2. Using DBI: The DBI package wraps the low-level API and makes working with BigQuery like working with any other database system. This is the most convenient layer if you want to execute SQL queries in BigQuery or upload smaller amounts (i.e. <100 MB) of data.

library(DBI)
con <- dbConnect(
  bigrquery::bigquery(),
  project = "publicdata",
  dataset = "samples",
  billing = bq_test_project() # replace this with your project ID as a string
)
con 
dbListTables(con)
#> [1] "github_nested"   "github_timeline" "gsod"            "natality"       
#> [5] "shakespeare"     "trigrams"        "wikipedia"

dbGetQuery(con, "SELECT year, month, day, weight_pounds FROM `publicdata.samples.natality`", n = 10)
#> First chunk includes all requested rows.
#> # A tibble: 10 x 4
#>     year month   day weight_pounds
#>    <int> <int> <int>         <dbl>
#>  1  1969     1    20          7.00
#>  2  1969     1    27          7.69
#>  3  1969     6    19          6.75
#>  4  1969     5    30          6.19
#>  5  1969    11     9          7.87
#>  6  1969     5    25          7.06
#>  7  1969     7    25          7.94
#>  8  1969     9    11          7.06
#>  9  1969     7    13          6.00
#> 10  1969     9    27          8.13

3. Using dplyr: The dplyr package lets you treat BigQuery tables as if they are in-memory data frames.

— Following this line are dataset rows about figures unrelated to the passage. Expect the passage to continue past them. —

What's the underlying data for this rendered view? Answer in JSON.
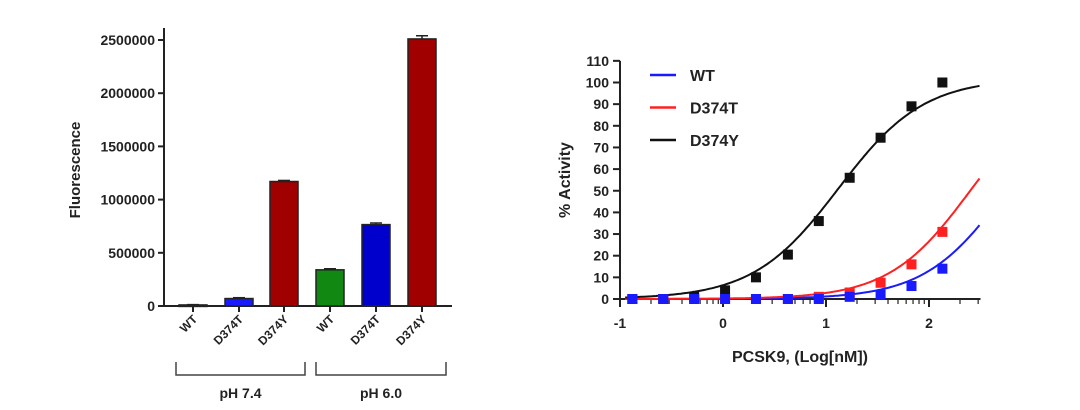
{
  "chart_data": [
    {
      "type": "bar",
      "ylabel": "Fluorescence",
      "ylim": [
        0,
        2500000
      ],
      "yticks": [
        0,
        500000,
        1000000,
        1500000,
        2000000,
        2500000
      ],
      "categories": [
        "WT",
        "D374T",
        "D374Y",
        "WT",
        "D374T",
        "D374Y"
      ],
      "groups": [
        {
          "label": "pH 7.4",
          "members": [
            0,
            1,
            2
          ]
        },
        {
          "label": "pH 6.0",
          "members": [
            3,
            4,
            5
          ]
        }
      ],
      "values": [
        10000,
        70000,
        1170000,
        340000,
        765000,
        2510000
      ],
      "errors": [
        3000,
        8000,
        10000,
        10000,
        15000,
        30000
      ],
      "colors": [
        "#1a1aff",
        "#1a1aff",
        "#a00000",
        "#118811",
        "#0000cc",
        "#a00000"
      ]
    },
    {
      "type": "scatter",
      "xlabel": "PCSK9, (Log[nM])",
      "ylabel": "% Activity",
      "xlim": [
        -1,
        2.5
      ],
      "ylim": [
        0,
        110
      ],
      "xticks": [
        -1,
        0,
        1,
        2
      ],
      "yticks": [
        0,
        10,
        20,
        30,
        40,
        50,
        60,
        70,
        80,
        90,
        100,
        110
      ],
      "legend_position": "top-left",
      "x": [
        -0.88,
        -0.58,
        -0.28,
        0.02,
        0.32,
        0.63,
        0.93,
        1.23,
        1.53,
        1.83,
        2.13
      ],
      "series": [
        {
          "name": "WT",
          "color": "#1a1aff",
          "values": [
            0,
            0,
            0,
            0,
            0,
            0,
            0,
            1,
            2,
            6,
            14
          ],
          "fit": {
            "bottom": 0,
            "top": 100,
            "ec50_log": 2.75,
            "hill": 1.1
          }
        },
        {
          "name": "D374T",
          "color": "#ff2020",
          "values": [
            0,
            0,
            0,
            0,
            0,
            0,
            1,
            3,
            7.5,
            16,
            31
          ],
          "fit": {
            "bottom": 0,
            "top": 100,
            "ec50_log": 2.4,
            "hill": 1.1
          }
        },
        {
          "name": "D374Y",
          "color": "#111111",
          "values": [
            0,
            0,
            1,
            4,
            10,
            20.5,
            36,
            56,
            74.5,
            89,
            100
          ],
          "fit": {
            "bottom": 0,
            "top": 102,
            "ec50_log": 1.12,
            "hill": 1.05
          }
        }
      ]
    }
  ]
}
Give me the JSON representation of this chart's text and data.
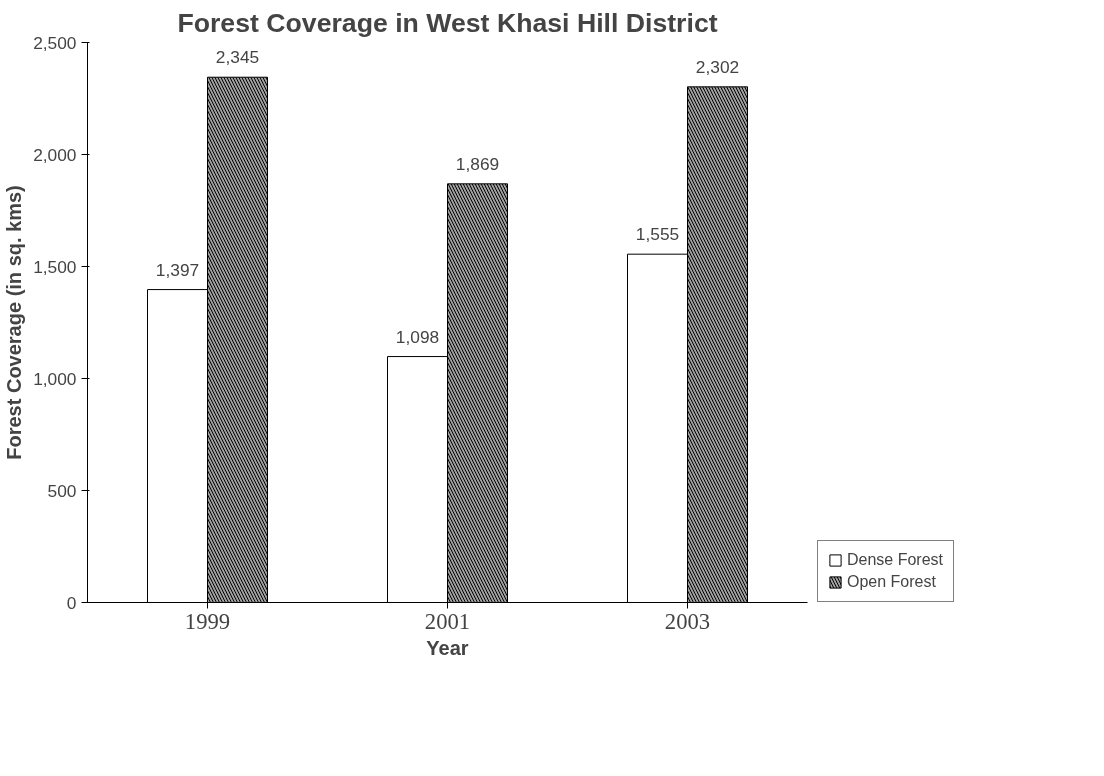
{
  "chart_data": {
    "type": "bar",
    "title": "Forest Coverage in West Khasi Hill District",
    "xlabel": "Year",
    "ylabel": "Forest Coverage (in sq. kms)",
    "categories": [
      "1999",
      "2001",
      "2003"
    ],
    "series": [
      {
        "name": "Dense Forest",
        "color": "#ffffff",
        "values": [
          1397,
          1098,
          1555
        ],
        "value_labels": [
          "1,397",
          "1,098",
          "1,555"
        ]
      },
      {
        "name": "Open Forest",
        "color": "#a0a0a0",
        "values": [
          2345,
          1869,
          2302
        ],
        "value_labels": [
          "2,345",
          "1,869",
          "2,302"
        ]
      }
    ],
    "ylim": [
      0,
      2500
    ],
    "yticks": [
      0,
      {
        "value": 500,
        "label": "500"
      },
      {
        "value": 1000,
        "label": "1,000"
      },
      {
        "value": 1500,
        "label": "1,500"
      },
      {
        "value": 2000,
        "label": "2,000"
      },
      {
        "value": 2500,
        "label": "2,500"
      }
    ],
    "grid": false,
    "legend": "bottom right"
  }
}
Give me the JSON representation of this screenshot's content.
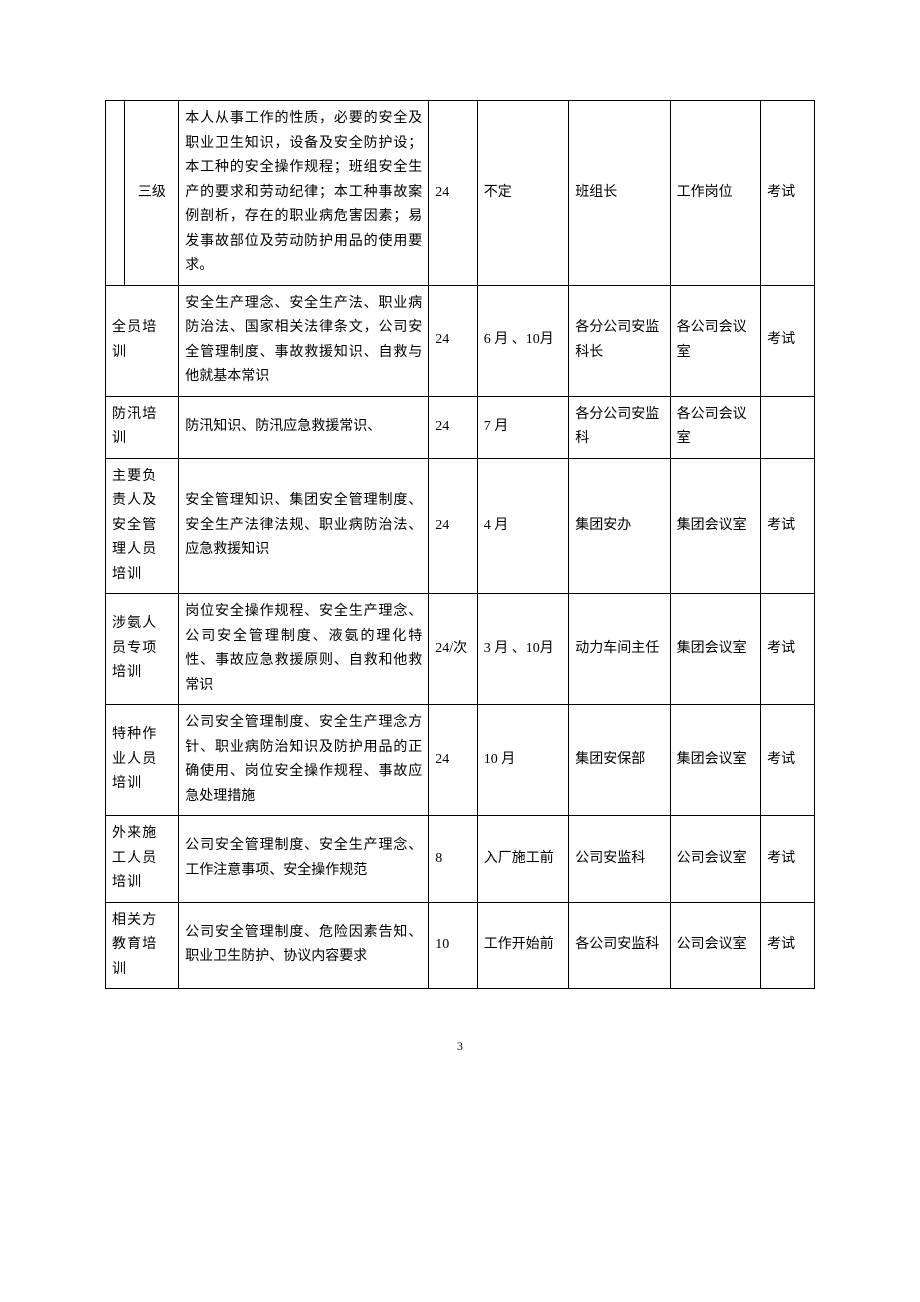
{
  "table": {
    "colors": {
      "border": "#000000",
      "text": "#000000",
      "background": "#ffffff"
    },
    "font": {
      "family": "SimSun",
      "size_pt": 10.5,
      "line_height": 1.75
    },
    "rows": [
      {
        "category_outer": "",
        "category_inner": "三级",
        "content": "本人从事工作的性质，必要的安全及职业卫生知识，设备及安全防护设；本工种的安全操作规程；班组安全生产的要求和劳动纪律；本工种事故案例剖析，存在的职业病危害因素；易发事故部位及劳动防护用品的使用要求。",
        "hours": "24",
        "time": "不定",
        "responsible": "班组长",
        "location": "工作岗位",
        "assessment": "考试"
      },
      {
        "category": "全员培训",
        "content": "安全生产理念、安全生产法、职业病防治法、国家相关法律条文，公司安全管理制度、事故救援知识、自救与他就基本常识",
        "hours": "24",
        "time": "6 月 、10月",
        "responsible": "各分公司安监科长",
        "location": "各公司会议室",
        "assessment": "考试"
      },
      {
        "category": "防汛培训",
        "content": "防汛知识、防汛应急救援常识、",
        "hours": "24",
        "time": "7 月",
        "responsible": "各分公司安监科",
        "location": "各公司会议室",
        "assessment": ""
      },
      {
        "category": "主要负责人及安全管理人员培训",
        "content": "安全管理知识、集团安全管理制度、安全生产法律法规、职业病防治法、应急救援知识",
        "hours": "24",
        "time": "4 月",
        "responsible": "集团安办",
        "location": "集团会议室",
        "assessment": "考试"
      },
      {
        "category": "涉氨人员专项培训",
        "content": "岗位安全操作规程、安全生产理念、公司安全管理制度、液氨的理化特性、事故应急救援原则、自救和他救常识",
        "hours": "24/次",
        "time": "3 月 、10月",
        "responsible": "动力车间主任",
        "location": "集团会议室",
        "assessment": "考试"
      },
      {
        "category": "特种作业人员培训",
        "content": "公司安全管理制度、安全生产理念方针、职业病防治知识及防护用品的正确使用、岗位安全操作规程、事故应急处理措施",
        "hours": "24",
        "time": "10 月",
        "responsible": "集团安保部",
        "location": "集团会议室",
        "assessment": "考试"
      },
      {
        "category": "外来施工人员培训",
        "content": "公司安全管理制度、安全生产理念、工作注意事项、安全操作规范",
        "hours": "8",
        "time": "入厂施工前",
        "responsible": "公司安监科",
        "location": "公司会议室",
        "assessment": "考试"
      },
      {
        "category": "相关方教育培训",
        "content": "公司安全管理制度、危险因素告知、职业卫生防护、协议内容要求",
        "hours": "10",
        "time": "工作开始前",
        "responsible": "各公司安监科",
        "location": "公司会议室",
        "assessment": "考试"
      }
    ]
  },
  "page_number": "3"
}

This is the most convenient layer if you don’t want to write SQL, but instead want dbplyr to write it for you.

library(dplyr)
con <- dbConnect(
  bigrquery::bigquery(),
  project = "publicdata",
  dataset = "samples",
  billing = bq_test_project() # replace this with your project ID as a string
)
natality <- tbl(con, "natality")

natality %>%
  select(year, month, day, weight_pounds) %>% 
  head(10) %>%
  collect()
#> # A tibble: 10 x 4
#>     year month   day weight_pounds
#>    <int> <int> <int>         <dbl>
#>  1  1969    10     6          3.25
#>  2  1969     5    11          5.75
#>  3  1969     6    29          7.94
#>  4  1969     3     7          8.38
#>  5  1970     4    26          6.38
#>  6  1971    10     6          6.69
#>  7  1971     2    23          6.69
#>  8  1971     8    12          7.37
#>  9  1969     9     3          5.25
#> 10  1969     4    25          6.62

Troubleshooting:

If you are switching between different Google accounts when using R/R Studio, you may run into some authentication issues. If you see errors about being unable to refresh your token, an invalid_grant, or that your token has been expired or revoked, we recommend trying the below steps (note that this may have implications on other parts of your R/R Studio setup):

1. Locate your Gargle folder and delete the Cache folder

2. Locate your gcloud application_default_credentials file (depending on your system, location will vary) and delete it if it exists. This R troubleshooting link may be helpful in locating it.

3. Update your bigrquery package if needed.

4. Re-try authenticating with the desired Google account.